La comunità di base
Uno sguardo appannato
Non riusciamo ad essere buoni osservatori della realtà della chiesa italiana nonostante diversi ed efficaci studi sociologici tentino di raccontarne il suo variegato tessuto. Anche perché l’informazione che abbiamo attraverso i canali della chiesa ufficiale e dei media è parziale e distorta.
Non è più tempo di scismi ma di fatto sono ormai diverse le chiese “cattoliche” presenti in Italia. E poi molte le religioni, moltissime le confessioni cristiane antiche e nuove.

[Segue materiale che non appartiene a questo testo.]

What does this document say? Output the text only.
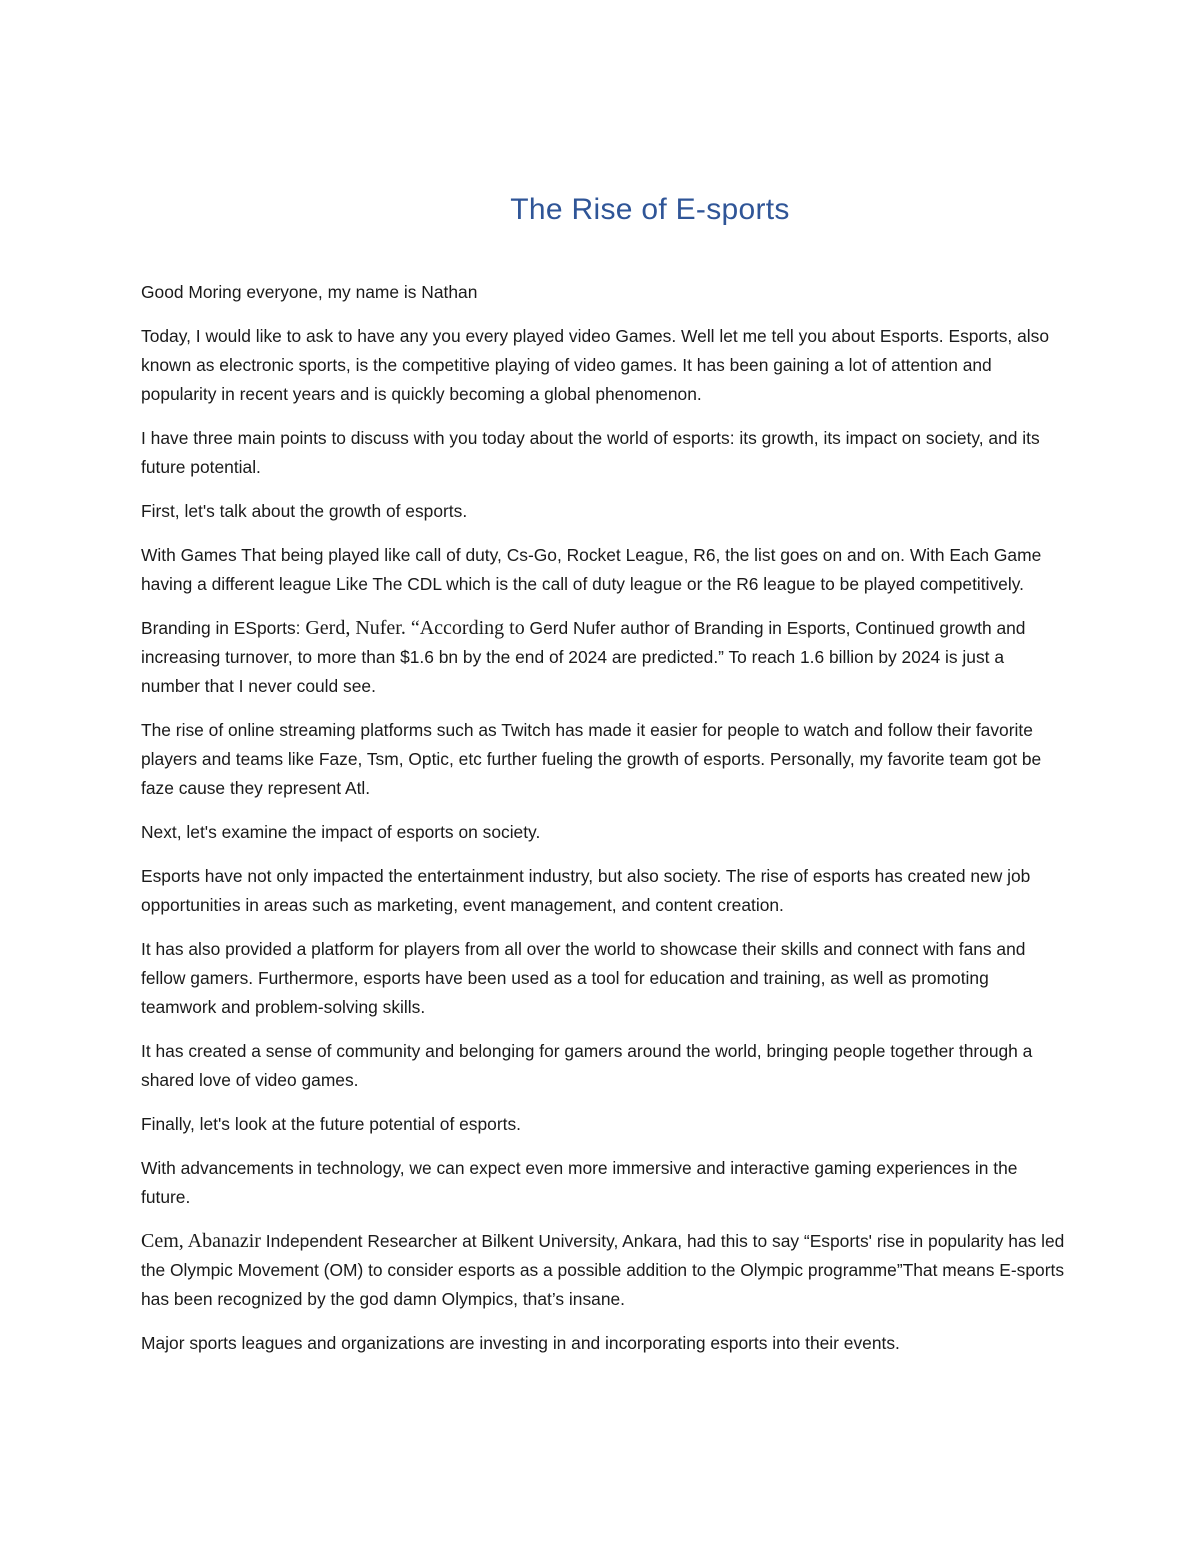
The Rise of E-sports

Good Moring everyone, my name is Nathan

Today, I would like to ask to have any you every played video Games. Well let me tell you about Esports. Esports, also known as electronic sports, is the competitive playing of video games. It has been gaining a lot of attention and popularity in recent years and is quickly becoming a global phenomenon.

I have three main points to discuss with you today about the world of esports: its growth, its impact on society, and its future potential.

First, let's talk about the growth of esports.

With Games That being played like call of duty, Cs-Go, Rocket League, R6, the list goes on and on. With Each Game having a different league Like The CDL which is the call of duty league or the R6 league to be played competitively.

Branding in ESports: Gerd, Nufer. “According to Gerd Nufer author of Branding in Esports, Continued growth and increasing turnover, to more than $1.6 bn by the end of 2024 are predicted.” To reach 1.6 billion by 2024 is just a number that I never could see.

The rise of online streaming platforms such as Twitch has made it easier for people to watch and follow their favorite players and teams like Faze, Tsm, Optic, etc further fueling the growth of esports. Personally, my favorite team got be faze cause they represent Atl.

Next, let's examine the impact of esports on society.

Esports have not only impacted the entertainment industry, but also society. The rise of esports has created new job opportunities in areas such as marketing, event management, and content creation.

It has also provided a platform for players from all over the world to showcase their skills and connect with fans and fellow gamers. Furthermore, esports have been used as a tool for education and training, as well as promoting teamwork and problem-solving skills.

It has created a sense of community and belonging for gamers around the world, bringing people together through a shared love of video games.

Finally, let's look at the future potential of esports.

With advancements in technology, we can expect even more immersive and interactive gaming experiences in the future.

Cem, Abanazir Independent Researcher at Bilkent University, Ankara, had this to say “Esports' rise in popularity has led the Olympic Movement (OM) to consider esports as a possible addition to the Olympic programme”That means E-sports has been recognized by the god damn Olympics, that’s insane.

Major sports leagues and organizations are investing in and incorporating esports into their events.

Per non parlare di una religiosità diffusa che ormai cadute le palizzate del cattolicesimo tradizionale caratterizzano molti cittadini, dai sedicenti atei e agnostici alla ricerca, ai religiosi conclamati, ai cristiani ecc. Gli antichi romani molto saggiamente avevano creato un sistema, il panteon, che ospitava tutti gli dei offrendo pari dignità a tutte le fedi.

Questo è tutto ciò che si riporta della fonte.